Key questions to ask during the homebuying process
Last updated: January 1
Buying a house can be overwhelming, but if you break it down into smaller steps, you may find the process much easier to handle. Here are some important questions to ask to help make homebuying a little more manageable, each step of the way:
How much house can I afford?
You can't start looking for a house until you know how much house you can afford. Typically, a few elements determine that.
- First, there is your budget. Beyond the monthly mortgage, you'll have to account for property taxes and possible mortgage insurance, and for related costs like home maintenance and homeowners insurance.
- Next, make sure you have enough savings to cover closing costs and a down payment. Lenders typically prefer a 20 percent down payment, though some will accept less (but it might result in a monthly fee, called private mortgage insurance, tacked onto the loan).
- Finally, you'll want to know how much you can borrow. A mortgage lender will review your financials (your income, employment history and debt load) to determine that. Experts say getting preapproved for a loan before you start your search will help you act quickly when you find the right home.
Where should I live?
Now that you have a budget, you'll need to settle on a location. List your priorities, or take a fun quiz, to help decide: Are you looking for a single-family home, or will a townhome do? Are schools important, or commute time? What about local parks, restaurants or other amenities?
Once you've narrowed down your needs, do some research on neighborhoods that fit the bill. Look at crime statistics, school report cards, and even the minutes of local board meetings to determine how well the community is run.
How do I make an offer on a house?
Sometimes you'll have to look at several homes to find the right one, and other times you'll happen on it quickly. Either way, it's best to keep your head when it's time to negotiate the price.
Start by finding out whether the seller is motivated in some way: Have they bought another home? Are they moving out of state? If there's an element of urgency, they may be more willing to negotiate, says Zillow.
Researching recent sales in the area can also help, letting you gauge whether the asking price is fair or whether you can reasonably submit a lower offer.
If the seller has other offers, though, you may find yourself having to decide whether you love the house enough to engage in a bidding war, potentially spending more than you've budgeted.
Why do I need a home inspection?
Once you've found the right home, you may be tempted to rush or even skip a home inspection. But experts say that's not wise, because a home inspector can often alert you to potentially expensive problems you wouldn't otherwise know about in the home.
Sitting in on the inspection is also an opportunity to learn about the home's systems and what it'll take to manage, repair or replace them, and to ask all kinds of questions along the way.
The final report can act as a home manual of sorts. But it can also serve as a point of negotiation (asking the seller for repairs before you move in or for a price reduction). It can also help you decide if any problems are too big to take on, making it a final opportunity to walk away from the sale, says Zillow.

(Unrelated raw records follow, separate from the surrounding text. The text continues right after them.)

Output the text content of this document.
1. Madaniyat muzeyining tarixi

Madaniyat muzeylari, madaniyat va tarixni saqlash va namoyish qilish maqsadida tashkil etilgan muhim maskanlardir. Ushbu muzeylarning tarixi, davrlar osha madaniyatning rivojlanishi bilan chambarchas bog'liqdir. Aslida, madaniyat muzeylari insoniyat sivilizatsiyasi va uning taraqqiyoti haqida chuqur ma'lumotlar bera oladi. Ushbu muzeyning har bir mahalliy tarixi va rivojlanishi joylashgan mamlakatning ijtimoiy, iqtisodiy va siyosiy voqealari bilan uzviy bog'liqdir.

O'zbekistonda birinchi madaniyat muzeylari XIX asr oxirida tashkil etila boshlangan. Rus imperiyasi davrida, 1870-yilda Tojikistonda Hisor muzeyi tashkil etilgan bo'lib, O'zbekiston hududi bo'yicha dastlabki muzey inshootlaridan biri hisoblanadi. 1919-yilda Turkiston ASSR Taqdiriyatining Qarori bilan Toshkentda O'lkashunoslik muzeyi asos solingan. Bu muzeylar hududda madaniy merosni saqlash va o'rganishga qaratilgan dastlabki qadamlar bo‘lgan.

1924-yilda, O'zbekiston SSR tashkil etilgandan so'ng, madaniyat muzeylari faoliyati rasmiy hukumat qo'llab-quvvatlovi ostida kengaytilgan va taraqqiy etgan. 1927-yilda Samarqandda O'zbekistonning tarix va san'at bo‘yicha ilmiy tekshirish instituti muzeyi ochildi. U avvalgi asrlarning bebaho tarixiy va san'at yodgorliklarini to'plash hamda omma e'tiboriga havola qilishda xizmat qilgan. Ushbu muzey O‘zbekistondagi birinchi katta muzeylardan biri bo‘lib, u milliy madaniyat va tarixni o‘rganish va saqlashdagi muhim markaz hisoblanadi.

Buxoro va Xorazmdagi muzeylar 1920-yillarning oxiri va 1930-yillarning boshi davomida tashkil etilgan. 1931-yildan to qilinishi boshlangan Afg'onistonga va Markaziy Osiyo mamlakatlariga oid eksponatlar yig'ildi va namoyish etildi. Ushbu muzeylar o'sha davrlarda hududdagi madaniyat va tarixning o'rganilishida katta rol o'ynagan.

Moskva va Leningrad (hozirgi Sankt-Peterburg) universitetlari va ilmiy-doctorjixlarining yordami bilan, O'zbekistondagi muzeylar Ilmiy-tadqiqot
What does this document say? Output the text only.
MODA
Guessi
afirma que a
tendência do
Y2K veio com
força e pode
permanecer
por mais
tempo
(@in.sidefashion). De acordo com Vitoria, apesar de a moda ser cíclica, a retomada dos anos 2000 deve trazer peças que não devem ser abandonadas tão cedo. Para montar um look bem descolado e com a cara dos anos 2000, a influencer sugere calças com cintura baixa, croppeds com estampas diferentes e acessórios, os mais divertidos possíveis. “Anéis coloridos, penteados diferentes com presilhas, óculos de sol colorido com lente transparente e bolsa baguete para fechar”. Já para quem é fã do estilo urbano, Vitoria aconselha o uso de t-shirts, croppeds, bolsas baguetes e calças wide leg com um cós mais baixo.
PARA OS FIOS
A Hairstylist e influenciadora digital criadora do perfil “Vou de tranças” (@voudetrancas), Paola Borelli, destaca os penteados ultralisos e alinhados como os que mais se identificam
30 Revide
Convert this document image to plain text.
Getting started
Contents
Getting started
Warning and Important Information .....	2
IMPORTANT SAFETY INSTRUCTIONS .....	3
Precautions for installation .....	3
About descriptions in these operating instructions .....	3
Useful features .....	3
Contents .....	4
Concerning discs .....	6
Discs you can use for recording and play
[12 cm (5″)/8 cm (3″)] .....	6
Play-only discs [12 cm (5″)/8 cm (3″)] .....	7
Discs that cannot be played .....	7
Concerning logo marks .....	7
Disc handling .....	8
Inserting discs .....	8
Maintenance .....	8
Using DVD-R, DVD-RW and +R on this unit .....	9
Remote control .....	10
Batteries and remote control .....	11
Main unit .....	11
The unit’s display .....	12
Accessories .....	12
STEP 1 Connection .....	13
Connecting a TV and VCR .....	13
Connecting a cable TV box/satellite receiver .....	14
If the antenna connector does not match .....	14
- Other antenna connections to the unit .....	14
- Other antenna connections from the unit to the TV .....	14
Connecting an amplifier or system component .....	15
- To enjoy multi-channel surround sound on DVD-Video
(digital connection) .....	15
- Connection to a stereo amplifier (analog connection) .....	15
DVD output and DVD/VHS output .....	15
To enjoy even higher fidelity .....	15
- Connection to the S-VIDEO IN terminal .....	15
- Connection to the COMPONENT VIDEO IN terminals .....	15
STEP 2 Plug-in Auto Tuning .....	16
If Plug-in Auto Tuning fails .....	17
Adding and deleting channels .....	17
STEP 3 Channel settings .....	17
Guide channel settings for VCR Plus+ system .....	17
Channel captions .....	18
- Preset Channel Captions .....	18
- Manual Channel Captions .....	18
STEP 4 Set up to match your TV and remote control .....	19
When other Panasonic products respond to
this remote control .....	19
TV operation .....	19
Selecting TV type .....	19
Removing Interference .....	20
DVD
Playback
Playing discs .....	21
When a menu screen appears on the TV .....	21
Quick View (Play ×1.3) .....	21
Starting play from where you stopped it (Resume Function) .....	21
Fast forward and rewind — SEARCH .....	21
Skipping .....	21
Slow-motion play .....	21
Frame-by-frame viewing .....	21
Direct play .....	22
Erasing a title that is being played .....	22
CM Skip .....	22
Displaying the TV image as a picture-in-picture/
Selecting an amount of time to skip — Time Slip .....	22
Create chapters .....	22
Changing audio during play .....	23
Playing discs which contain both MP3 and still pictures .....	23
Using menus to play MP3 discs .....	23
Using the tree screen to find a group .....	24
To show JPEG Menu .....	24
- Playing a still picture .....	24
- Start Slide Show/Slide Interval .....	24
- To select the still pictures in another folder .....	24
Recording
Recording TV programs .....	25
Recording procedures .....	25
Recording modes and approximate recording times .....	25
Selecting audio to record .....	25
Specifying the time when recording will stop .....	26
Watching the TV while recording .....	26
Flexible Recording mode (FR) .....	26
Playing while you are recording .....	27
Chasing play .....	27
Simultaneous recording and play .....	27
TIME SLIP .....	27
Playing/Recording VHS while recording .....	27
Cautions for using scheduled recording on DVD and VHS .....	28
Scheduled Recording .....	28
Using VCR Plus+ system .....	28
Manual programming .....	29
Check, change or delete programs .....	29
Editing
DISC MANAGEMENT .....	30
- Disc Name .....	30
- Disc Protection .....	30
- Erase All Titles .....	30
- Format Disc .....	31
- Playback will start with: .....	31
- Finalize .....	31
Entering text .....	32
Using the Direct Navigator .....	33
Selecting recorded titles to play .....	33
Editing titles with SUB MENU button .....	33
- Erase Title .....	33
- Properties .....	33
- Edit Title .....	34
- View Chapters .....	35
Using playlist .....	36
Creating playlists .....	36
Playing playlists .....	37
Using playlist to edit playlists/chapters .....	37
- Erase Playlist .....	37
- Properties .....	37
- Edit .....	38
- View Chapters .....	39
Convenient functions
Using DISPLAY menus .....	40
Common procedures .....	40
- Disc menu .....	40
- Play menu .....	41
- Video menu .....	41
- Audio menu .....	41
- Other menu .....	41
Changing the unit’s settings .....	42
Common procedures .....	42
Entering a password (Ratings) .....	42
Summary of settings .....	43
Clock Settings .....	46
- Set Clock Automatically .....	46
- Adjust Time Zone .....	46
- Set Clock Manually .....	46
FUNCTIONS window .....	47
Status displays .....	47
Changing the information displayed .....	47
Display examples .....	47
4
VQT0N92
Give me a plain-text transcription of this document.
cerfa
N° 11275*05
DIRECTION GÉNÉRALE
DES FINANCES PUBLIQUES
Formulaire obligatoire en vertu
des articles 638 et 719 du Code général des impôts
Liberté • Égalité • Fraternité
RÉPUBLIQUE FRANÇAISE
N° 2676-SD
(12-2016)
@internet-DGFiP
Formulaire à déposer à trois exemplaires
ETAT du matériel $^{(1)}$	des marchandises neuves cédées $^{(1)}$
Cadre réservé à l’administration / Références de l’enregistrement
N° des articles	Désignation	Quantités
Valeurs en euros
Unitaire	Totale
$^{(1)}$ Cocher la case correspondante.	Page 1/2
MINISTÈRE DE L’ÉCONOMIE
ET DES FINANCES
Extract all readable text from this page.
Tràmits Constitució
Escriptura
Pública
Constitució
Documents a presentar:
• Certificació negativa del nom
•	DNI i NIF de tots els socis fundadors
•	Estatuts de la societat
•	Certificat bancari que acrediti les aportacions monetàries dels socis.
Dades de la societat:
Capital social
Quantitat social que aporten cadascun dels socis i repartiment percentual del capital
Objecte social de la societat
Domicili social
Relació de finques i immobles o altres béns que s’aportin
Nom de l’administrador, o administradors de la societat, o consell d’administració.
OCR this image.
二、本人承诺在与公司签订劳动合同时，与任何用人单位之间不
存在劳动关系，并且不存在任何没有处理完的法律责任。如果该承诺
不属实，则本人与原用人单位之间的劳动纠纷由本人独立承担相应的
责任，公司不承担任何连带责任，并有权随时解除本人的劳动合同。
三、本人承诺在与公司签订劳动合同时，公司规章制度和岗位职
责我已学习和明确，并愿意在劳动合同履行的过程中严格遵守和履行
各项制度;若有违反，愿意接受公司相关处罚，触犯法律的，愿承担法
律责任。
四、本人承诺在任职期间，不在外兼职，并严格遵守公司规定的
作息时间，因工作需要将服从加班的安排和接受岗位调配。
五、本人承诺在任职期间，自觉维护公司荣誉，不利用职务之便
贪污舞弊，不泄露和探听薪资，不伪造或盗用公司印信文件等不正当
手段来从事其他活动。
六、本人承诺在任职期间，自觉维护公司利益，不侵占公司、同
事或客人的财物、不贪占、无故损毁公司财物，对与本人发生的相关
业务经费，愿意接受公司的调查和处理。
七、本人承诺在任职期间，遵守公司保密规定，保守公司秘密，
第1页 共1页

How do I prepare for a closing?
You've come a long way, but the home isn't officially yours until the closing day. You'll start this final phase by doing a final walkthrough of your home, making sure any repairs you requested were made and that that the home is still in the condition you agreed to buy. The walkthrough generally takes place anywhere from a day before to just a few hours before the closing.
At the closing itself, you'll have to present proof that you've purchased homeowners insurance, be ready to sign all sorts of legal documents, and present a cashier's check to cover your down payment and closing costs (your lender will advise you of the total in advance), says Zillow. You can also elect to wire the funds before the closing
Once you've signed all the documents and settled the finances, you're officially the owner and you'll receive the keys to your brand-new home.
Now all that's left is the move in. And if you've given the move the same consideration you've given the process of buying a home, then you should expect that it'll go off without a hitch, too.